Saturday, December 17, 2011

god forbade...must reading

Kierkegaard, May Anxiety



    In his classic work The Meaning of Anxiety (1950, 1977 ) existential psychoanalyst Rollo May differentiated between normal and pathological anxiety, suggesting that neurotic or even psychotic anxiety typically stems from the chronic avoidance of normal or existential anxiety. In other words, when we refuse to accept and tolerate anxiety as an inescapable part of existence, we paradoxically set ourselves up for the appearance of pathological anxiety and pathological worrying. Some worrying and concern for the future may be unavoidable, and, in some situations, necessary and potentially helpful. We need the capacity for anxiety to anticipate danger, detect and deal with fundamental threats to our basic survival, to motivate and energize us, to warn us when we have been inauthentic or betrayed our basic values, to grow more fully conscious and become more creative. But when we try to avoid or repress this healthy anxiety by denying reality and our true feelings, it turns toxic, taking the neurotic form of persistent worrying, chronic tension and fatigue, disturbed sleep, headaches, hypervigilance, irritability, restlessness, impaired concentration, digestive and other physical problems, panic attacks, paranoia and myriad other debilitating psychiatric symptoms. Our non-stop worrying has made us sick. And then we worry about having these symptoms, causing even greater anxiety.

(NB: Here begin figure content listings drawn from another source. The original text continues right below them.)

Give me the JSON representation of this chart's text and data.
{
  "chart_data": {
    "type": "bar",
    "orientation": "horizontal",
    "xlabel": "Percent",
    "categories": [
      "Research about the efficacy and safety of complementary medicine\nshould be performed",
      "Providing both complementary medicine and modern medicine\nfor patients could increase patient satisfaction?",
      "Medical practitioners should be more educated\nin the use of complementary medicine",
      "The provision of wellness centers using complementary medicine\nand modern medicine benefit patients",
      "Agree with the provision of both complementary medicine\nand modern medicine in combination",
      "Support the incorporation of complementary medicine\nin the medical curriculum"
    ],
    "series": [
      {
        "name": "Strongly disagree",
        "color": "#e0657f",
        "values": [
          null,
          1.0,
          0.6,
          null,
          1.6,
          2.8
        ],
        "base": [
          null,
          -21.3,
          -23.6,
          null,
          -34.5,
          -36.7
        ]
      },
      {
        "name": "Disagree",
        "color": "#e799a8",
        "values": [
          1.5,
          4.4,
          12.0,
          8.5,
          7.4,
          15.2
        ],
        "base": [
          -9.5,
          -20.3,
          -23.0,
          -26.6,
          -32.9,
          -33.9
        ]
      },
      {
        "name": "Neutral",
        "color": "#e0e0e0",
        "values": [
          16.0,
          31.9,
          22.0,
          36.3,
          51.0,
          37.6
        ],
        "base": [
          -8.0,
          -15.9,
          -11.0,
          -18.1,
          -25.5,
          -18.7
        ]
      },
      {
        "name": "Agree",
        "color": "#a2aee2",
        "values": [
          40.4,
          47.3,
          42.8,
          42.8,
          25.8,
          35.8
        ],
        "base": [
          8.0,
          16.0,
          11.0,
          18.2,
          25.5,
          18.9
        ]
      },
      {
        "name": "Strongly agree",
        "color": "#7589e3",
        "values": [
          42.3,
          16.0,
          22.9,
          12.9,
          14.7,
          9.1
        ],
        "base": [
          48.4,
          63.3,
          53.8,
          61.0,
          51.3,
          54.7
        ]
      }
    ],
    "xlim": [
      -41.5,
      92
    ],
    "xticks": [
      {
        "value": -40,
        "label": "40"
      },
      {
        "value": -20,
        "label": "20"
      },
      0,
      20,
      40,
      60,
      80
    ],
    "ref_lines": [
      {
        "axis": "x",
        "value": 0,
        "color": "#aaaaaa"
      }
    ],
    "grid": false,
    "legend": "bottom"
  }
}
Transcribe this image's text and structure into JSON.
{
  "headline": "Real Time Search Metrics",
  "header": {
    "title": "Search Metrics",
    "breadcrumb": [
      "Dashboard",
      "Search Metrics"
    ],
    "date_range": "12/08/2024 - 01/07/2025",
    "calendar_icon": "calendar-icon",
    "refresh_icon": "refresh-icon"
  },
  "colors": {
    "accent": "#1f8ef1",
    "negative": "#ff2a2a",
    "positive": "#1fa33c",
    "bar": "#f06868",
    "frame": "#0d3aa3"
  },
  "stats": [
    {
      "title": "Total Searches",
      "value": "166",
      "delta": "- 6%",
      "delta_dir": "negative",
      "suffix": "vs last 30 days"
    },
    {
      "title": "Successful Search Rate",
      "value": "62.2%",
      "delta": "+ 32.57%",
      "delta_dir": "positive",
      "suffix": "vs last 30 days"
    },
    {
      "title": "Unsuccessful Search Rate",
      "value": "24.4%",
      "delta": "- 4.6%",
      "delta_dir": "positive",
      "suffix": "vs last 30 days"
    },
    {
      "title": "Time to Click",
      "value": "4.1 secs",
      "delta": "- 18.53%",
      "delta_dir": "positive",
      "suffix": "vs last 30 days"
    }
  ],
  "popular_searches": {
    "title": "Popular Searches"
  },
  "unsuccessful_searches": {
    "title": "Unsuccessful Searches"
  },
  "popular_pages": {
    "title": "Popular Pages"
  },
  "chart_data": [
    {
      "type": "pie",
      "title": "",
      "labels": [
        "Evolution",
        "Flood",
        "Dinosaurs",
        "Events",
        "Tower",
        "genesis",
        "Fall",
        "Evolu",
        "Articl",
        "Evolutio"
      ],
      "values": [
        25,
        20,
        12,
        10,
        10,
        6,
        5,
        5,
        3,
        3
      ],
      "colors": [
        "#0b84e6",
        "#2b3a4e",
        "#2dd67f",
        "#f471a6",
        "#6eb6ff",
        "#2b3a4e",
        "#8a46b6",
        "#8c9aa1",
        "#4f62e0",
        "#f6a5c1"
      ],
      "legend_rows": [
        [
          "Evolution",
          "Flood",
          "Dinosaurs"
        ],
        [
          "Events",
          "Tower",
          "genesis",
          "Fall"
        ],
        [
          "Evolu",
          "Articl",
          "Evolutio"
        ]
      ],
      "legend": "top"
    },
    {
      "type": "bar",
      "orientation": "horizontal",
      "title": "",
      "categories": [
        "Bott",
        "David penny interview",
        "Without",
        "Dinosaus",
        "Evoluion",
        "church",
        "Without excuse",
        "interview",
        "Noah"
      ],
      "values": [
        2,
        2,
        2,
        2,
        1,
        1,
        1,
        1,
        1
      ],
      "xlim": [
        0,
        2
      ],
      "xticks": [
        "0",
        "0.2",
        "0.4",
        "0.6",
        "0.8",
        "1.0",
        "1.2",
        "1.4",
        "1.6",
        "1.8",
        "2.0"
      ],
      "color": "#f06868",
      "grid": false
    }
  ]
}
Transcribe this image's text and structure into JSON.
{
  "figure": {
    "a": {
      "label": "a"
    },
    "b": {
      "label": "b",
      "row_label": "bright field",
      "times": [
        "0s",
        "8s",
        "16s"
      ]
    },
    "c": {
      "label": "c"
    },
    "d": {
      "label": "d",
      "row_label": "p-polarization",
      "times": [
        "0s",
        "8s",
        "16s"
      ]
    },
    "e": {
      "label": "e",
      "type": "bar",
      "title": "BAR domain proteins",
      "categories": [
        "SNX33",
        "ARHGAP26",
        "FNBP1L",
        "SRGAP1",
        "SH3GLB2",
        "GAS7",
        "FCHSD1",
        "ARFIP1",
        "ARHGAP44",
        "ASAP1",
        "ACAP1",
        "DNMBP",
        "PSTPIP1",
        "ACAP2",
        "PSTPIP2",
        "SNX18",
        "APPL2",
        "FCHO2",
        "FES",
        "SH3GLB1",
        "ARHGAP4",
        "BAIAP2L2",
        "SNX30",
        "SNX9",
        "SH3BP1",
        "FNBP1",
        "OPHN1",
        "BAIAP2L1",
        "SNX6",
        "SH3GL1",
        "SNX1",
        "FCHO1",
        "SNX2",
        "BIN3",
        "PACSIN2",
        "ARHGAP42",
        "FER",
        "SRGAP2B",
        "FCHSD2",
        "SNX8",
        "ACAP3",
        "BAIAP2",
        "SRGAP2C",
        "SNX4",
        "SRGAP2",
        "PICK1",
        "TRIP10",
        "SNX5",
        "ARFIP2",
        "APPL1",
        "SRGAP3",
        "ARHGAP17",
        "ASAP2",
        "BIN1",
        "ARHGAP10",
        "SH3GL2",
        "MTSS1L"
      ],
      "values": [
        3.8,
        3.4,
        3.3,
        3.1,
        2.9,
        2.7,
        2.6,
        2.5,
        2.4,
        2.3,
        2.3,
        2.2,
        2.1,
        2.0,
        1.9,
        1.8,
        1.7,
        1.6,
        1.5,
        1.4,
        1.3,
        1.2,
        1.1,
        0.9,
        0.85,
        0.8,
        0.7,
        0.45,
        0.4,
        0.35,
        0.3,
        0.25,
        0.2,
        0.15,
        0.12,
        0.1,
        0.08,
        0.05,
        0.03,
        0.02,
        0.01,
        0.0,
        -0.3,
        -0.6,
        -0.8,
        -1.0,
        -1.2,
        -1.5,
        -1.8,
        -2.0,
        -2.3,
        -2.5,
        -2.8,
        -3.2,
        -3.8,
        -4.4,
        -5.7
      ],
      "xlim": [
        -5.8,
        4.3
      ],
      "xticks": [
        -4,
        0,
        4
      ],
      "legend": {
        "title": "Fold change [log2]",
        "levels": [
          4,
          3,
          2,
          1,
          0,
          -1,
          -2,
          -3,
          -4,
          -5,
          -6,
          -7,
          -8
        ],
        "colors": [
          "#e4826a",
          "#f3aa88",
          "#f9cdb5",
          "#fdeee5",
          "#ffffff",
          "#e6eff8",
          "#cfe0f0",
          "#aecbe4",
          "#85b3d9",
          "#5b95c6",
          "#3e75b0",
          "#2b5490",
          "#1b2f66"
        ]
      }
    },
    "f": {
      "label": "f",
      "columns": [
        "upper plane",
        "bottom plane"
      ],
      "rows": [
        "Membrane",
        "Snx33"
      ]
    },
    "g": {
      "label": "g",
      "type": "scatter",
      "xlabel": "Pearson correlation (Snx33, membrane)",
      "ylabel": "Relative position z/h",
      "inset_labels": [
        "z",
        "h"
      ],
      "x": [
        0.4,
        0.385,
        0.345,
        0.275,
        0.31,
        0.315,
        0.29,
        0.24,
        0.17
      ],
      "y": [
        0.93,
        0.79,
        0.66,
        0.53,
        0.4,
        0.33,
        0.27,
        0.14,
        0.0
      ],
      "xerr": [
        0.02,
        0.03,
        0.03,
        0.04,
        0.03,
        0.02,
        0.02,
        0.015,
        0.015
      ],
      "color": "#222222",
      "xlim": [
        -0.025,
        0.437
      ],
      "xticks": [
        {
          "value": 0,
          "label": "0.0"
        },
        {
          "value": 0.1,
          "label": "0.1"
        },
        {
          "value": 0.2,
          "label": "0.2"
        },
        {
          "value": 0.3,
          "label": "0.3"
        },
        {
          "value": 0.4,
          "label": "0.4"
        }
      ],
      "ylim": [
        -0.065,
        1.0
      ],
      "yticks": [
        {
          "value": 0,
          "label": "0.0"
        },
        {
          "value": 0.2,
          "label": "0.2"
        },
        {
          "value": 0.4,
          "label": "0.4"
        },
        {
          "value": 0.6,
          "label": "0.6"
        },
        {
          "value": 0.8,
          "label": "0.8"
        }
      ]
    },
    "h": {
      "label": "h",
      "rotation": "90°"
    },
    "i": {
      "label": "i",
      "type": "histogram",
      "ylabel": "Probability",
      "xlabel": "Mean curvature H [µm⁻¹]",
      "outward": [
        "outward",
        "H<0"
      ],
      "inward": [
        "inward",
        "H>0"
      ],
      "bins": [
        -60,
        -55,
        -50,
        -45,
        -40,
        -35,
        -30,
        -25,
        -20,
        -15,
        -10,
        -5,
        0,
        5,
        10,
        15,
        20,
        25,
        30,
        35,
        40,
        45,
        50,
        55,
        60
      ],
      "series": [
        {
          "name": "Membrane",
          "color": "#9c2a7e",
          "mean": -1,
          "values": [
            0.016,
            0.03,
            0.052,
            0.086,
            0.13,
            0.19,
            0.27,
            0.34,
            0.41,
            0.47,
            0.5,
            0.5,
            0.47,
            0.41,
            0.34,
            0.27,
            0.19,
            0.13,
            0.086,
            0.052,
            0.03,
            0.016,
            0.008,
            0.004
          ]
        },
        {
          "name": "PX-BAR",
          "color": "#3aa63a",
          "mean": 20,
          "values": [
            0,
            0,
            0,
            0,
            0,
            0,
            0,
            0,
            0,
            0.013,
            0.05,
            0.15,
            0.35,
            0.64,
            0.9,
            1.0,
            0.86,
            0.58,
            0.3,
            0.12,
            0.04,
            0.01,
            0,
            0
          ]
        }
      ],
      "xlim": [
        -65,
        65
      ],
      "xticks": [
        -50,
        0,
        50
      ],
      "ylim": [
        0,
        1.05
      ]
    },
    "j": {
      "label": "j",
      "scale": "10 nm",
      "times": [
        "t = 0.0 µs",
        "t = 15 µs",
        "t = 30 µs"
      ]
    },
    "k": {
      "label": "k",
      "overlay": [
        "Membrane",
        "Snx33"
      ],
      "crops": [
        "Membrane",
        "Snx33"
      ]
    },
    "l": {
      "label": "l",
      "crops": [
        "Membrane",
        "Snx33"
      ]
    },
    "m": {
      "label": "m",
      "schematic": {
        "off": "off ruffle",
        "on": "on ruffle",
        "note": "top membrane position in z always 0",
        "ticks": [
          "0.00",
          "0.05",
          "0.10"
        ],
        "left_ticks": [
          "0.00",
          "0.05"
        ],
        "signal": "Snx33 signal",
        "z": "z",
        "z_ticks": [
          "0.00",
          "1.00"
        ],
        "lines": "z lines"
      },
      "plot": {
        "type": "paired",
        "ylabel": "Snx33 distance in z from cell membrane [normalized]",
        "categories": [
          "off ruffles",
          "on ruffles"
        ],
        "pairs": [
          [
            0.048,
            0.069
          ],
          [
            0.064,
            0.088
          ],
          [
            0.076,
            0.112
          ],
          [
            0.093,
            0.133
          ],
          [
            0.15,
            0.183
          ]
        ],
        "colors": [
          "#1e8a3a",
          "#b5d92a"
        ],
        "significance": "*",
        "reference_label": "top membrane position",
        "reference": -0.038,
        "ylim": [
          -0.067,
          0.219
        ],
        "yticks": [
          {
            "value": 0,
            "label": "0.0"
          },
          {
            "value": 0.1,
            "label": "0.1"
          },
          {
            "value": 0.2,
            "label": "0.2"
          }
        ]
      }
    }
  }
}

   Existential philosopher Soren Kierkegaard felt that anxiety can be our best teacher. So the crucial question is whether we are willing to stop worrying long enough to listen to what our anxiety has to tell us. To sink more fully into our anxiety rather than run from it. To be more present to it. Is it a warning of some kind? An alarm or wake up call? An overactive thyroid or perhaps a sign of some other latent physiological illness? A byproduct of some psychoactive stimulant, such as caffeine, nicotine, cocaine or amphetamine? Or a signal, as Freud suggested, that we are resisting becoming more conscious of something unconscious and conflictual? Or could it be a psychological call to arms? An urgent inner necessity for action? Might it herald the urgent need to change our life, our persona, our relationships, our world-view? To live in closer alignment with our true temperament? Establish better balance in our personality or life-style? To seek some new sense of spiritual purpose and meaning? Find a more fulfilling work, social or love life?